La petrolífera estatal Petróleos de Venezuela (Pdvsa) es fuente inagotable de ingresos, pues las reservas de hidrocarburos del país sudamericano igualan a Arabia Saudí, con la ventaja de que, contrariamente a Irán, ningún embargo le impide disponer de las divisas recaudadas, incluidas las logradas en EE.UU. donde posee infraestructura propia.

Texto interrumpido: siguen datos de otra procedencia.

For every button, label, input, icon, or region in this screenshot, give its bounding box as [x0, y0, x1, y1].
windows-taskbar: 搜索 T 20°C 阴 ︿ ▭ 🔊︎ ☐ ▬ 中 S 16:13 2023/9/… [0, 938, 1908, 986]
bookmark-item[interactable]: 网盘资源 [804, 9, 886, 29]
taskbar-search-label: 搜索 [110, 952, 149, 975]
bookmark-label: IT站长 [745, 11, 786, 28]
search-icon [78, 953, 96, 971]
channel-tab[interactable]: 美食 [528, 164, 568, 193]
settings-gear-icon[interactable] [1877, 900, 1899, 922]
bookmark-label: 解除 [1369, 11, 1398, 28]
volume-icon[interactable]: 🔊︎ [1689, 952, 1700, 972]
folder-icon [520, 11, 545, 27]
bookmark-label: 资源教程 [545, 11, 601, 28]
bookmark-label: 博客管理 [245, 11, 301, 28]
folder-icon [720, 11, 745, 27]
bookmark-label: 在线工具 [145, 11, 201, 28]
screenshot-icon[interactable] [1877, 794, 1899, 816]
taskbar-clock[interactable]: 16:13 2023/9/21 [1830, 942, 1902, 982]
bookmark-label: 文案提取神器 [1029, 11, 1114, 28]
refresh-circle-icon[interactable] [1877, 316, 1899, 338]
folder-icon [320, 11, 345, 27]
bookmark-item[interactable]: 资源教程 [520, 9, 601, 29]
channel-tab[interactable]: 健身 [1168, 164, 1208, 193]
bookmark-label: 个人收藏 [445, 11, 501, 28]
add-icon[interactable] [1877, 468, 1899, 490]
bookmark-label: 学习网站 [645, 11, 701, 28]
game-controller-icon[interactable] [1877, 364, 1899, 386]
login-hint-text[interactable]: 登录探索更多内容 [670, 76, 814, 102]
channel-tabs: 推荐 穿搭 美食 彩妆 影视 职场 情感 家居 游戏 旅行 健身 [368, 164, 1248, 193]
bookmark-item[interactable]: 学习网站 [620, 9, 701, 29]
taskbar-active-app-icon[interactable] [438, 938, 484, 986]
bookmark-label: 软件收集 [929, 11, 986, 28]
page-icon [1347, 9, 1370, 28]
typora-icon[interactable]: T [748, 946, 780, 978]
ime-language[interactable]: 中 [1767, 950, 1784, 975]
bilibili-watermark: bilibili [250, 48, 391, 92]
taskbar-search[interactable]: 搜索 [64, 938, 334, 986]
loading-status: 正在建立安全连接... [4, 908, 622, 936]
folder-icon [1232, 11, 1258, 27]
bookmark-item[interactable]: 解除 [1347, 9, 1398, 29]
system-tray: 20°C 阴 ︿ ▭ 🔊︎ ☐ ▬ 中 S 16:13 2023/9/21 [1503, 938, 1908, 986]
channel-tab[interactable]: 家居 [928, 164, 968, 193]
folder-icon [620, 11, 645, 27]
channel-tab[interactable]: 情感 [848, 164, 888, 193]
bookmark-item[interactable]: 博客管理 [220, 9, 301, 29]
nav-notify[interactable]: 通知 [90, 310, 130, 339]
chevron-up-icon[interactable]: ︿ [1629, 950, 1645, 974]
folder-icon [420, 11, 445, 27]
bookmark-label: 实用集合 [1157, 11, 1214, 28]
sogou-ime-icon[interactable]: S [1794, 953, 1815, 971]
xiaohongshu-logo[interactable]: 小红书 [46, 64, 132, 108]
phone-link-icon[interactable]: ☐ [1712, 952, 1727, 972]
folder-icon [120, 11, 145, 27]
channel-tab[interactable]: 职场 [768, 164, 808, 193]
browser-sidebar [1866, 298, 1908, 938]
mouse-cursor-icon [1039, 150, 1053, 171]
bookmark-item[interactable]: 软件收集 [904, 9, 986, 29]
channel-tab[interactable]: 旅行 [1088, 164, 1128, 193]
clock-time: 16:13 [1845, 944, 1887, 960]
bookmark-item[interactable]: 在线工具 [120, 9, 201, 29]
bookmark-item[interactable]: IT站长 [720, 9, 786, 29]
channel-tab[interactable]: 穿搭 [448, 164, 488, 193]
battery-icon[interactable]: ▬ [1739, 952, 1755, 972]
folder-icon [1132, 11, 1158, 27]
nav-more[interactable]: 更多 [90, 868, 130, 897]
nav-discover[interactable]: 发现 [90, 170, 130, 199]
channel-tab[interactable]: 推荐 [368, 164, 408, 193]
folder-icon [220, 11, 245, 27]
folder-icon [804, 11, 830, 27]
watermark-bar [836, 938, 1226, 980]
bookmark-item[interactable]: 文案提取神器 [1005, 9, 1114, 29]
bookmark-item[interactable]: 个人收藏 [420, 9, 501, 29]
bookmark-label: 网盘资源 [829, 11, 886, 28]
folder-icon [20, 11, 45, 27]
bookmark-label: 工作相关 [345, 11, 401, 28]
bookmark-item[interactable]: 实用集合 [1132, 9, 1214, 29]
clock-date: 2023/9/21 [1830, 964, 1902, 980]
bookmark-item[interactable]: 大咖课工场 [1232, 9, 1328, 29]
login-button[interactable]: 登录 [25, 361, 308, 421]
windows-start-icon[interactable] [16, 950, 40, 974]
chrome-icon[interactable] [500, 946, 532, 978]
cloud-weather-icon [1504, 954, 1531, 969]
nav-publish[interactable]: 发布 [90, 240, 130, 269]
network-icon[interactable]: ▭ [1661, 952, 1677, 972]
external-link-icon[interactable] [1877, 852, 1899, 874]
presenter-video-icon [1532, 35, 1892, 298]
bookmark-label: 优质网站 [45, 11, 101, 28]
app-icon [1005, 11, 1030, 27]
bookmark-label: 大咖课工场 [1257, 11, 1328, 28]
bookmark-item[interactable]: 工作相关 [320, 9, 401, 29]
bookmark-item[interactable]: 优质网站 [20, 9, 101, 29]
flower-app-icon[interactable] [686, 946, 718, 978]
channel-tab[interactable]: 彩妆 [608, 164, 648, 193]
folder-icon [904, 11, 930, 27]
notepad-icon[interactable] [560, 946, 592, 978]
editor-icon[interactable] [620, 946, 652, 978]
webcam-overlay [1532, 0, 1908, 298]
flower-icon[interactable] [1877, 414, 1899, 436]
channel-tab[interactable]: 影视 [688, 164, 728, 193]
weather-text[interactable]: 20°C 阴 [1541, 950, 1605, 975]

Pero. “¿dónde están esos petrodólares?”, preguntan fuera y dentro de Venezuela al no comprender su escasez de reservas por lo que, antes que Argentina, impuso un corralito cambiario al uso en el exterior de tarjetas y la compra interna de divisas extranjeras; y retrasa el pago de importaciones privadas y públicas al extremo que desde esta semana aerolíneas internacionales (incluida Iberia) suspenderán vuelos.

Como nadie puede robar tanto gobernando, ni se invirtió en infraestructuras, educación, salud, viviendas y seguridad tanto desde el acceso del chavismo al poder, que justifique tal desaparición, es evidente que se regalaron y malgastaron. Se regalaron al bloque Petrocaribe, cuyos países integrantes le apoyan en foros internacionales como compensación; “importando” maestros y médicos cubanos para destruir sindicatos opositores; saturando de innecesarios trabajadores a empresas estatales y expropiadas, o comprando deuda externa de países amigos. Y se malgastaron en armamento represivo y ante una invasión de EE.UU. descartable; subsidiando pseudocampesinos que exigían expropiar (léase robar) fincas por resentimiento y hoy vagabundean entre maleza y lodazales; importando alimentos y electrodomésticos ante un desabastecimiento consecuencia de un colectivismo productivo fracasado; y sobornando a parte de la sociedad que, por subsidios derivados de petrodólares, votan y marchan de rojo-rojito. Venezuela podría ser hoy la Arabia Saudí latinoamericana. No lo es porque desde 2000 esos petrodólares desaparecieron en regalos y malgasto, en un intento de hegemonía interna y continental que fracasó ante su contenido totalitario tan oscuro como el petróleo: El chavismo.